Pagi hari kedua. Yoanta kembali membangunkan Davin saat subuh, lalu meninggalkan Davin untuk mengikuti jamaah di musala. Davin mengunci pintu, melepas wig-nya dan bergegas menuju kamar mandi.
Semalam tidurnya cukup lelap, karena Yoanta kembali menyalakan AC untuknya. Davin merasa beruntung memiliki teman sekamar seperti Yoanta. Gadis itu tidak berisik dan sosok yang pengertian.
Selesai mandi, Davin bergegas mengenakan wig. Ia mendengar suara orang mengobrol di balik pintu dan buru-buru membuka pintu. Ia terlambat membuka pintu karena terlalu asik mandi air hangat, ia siap jika Yoanta marah padanya.
Davin terkejut ketika pintu terbuka. Bukan Yoanta, Cha, dan Ina yang berada di depan pintu, melainkan empat gadis yang Davin kenali sebagai senior, teman seangkatan Yoanta. Davin ingat nama mereka, Kaila, Erlinda, dan Selma, satu gadis yang berdiri di belakang Erlinda bernama Jenny. Davin hafal usai perkenalan saat MPLS kemarin, karena mereka berempat termasuk anggota OSIS yang mencolok dan menyebalkan.

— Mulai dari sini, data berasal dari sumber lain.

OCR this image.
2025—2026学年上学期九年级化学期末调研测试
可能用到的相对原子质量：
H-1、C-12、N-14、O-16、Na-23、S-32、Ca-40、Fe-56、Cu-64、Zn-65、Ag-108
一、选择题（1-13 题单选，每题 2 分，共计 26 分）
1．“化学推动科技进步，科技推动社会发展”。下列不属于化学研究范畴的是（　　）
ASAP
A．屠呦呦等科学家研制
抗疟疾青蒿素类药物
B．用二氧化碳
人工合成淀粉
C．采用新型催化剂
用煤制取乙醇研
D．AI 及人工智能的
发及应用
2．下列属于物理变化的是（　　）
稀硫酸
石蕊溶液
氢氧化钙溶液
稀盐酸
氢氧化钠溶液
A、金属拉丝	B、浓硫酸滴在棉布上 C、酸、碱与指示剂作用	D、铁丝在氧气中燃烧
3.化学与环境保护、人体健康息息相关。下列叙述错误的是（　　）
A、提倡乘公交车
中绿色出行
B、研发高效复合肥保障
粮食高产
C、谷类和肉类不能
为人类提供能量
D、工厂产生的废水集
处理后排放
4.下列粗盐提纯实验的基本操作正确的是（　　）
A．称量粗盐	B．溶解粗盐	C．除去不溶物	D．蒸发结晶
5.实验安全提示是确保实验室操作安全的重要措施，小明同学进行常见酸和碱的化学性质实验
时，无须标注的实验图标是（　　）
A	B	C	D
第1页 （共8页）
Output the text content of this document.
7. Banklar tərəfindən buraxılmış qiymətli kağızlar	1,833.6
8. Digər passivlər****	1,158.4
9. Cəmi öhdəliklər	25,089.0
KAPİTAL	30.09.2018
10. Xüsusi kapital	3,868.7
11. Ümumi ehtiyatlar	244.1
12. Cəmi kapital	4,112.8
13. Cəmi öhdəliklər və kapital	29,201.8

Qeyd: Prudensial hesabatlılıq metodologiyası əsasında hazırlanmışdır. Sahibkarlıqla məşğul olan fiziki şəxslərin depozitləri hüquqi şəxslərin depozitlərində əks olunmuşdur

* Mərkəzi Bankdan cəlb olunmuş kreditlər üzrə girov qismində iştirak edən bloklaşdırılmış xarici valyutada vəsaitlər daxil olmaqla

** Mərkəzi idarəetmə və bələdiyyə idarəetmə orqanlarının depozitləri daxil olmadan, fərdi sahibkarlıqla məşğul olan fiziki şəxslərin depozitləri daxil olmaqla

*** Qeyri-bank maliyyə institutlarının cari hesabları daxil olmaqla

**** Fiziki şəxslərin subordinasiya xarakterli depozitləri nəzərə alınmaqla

“Yoan belum balik?” tanya Erlinda tanpa basa-basi.
Davin menggeleng.
“Jamaah udah bubar, kenapa dia belum balik?”
Davin mengangkat kedua bahunya, lalu menggeleng.
“Kamu ini nggak sopan banget sih!” Erlinda membentak. “Ditanya senior nggak mau ngomong! Punya mulut kan? Atau kamu bisu?!”
Davin kembali menggelengkan kepala.
“Heh! Junior!” Erlinda mendorong dada Davin hingga Davin mundur selangkah. “Jangan sok deh kamu!” sambil kembali mendorong dada Davin. “Tunggu!” Erlinda mengamati dada Davin.
“Kenapa, Beb?” tanya Kaila.
“Dadanya datar banget,” jawab Erlinda.
“Orang Korea kan dadanya emang kecil, Beb.” Gantian Selma yang angkat bicara.
Gadis-gadis ini benar-benar berisik! Liat dada kalian sendiri! Emangnya berisi?! Davin bergumam kesal di dalam hati. Kenapa para gadis selalu ribut soal dada sih?!
“I know! Tapi, dia datar banget. Kayak nggak ada sesuatu di sana.” Erlinda mengamati kedua tangan yang ia gunakan untuk mendorong dada Davin.
“What?? Segitunya sih kamu, Beb.” Jenny yang berdiri di belakang ikut berkomentar.
“Hei, junior! Jangan belagu deh lo! Mentang-mentang turunan Korea, sok cool! Sok kecakepan! Di sini lo bukan idol. Jadi, jangan belagu deh!” Erlinda memperingatkan Davin. Ia kembali menggunakan bahasa kesehariannya dengan menyebut lawan bicaranya ‘lo’.
“Emang sih K-Pop lagi booming di sini. Tapi, nggak ngaruh juga sih lo bergaya sok-sokan kayak gitu. Sok kuudere[1] banget!” sambung Selma.
Davin tetap bungkam.
“Mungkin dia emang bisu, Beb.” Kaila tak mau ketinggalan mengolok.
Erlinda maju selangkah lebih dekat pada Davin, membuat Davin mundur selangkah. Erlinda menatap sengit pada Davin. “Liat aja! Lo bakal nyesel udah bersikap gini ke gue!” Erlinda memberikan ancaman sambil mendorong dada Davin lagi. “Benar-benar datar,” gumam Erlinda sembari berjalan meninggalkan kamar Davin. “Kayak nggak ada daging di sana,” imbuhnya kemudian menggelengkan kepala.
Davin menutup pintu dan merapatkan punggungnya pada daun pintu. Ia menghela napas, seolah napas itu baru kembali mengisi tubuhnya. Ia mengelus dadanya dan kembali menghela napas.
***
MPLS hari kedua. Setelah apel pagi dan sarapan bersama, murid baru digiring ke ruang auditorium untuk menerima materi. Setelah ISOMA, murid baru digiring menuju kolam renang indoor usai mereka diberi intruksi untuk ganti pakaian olahraga.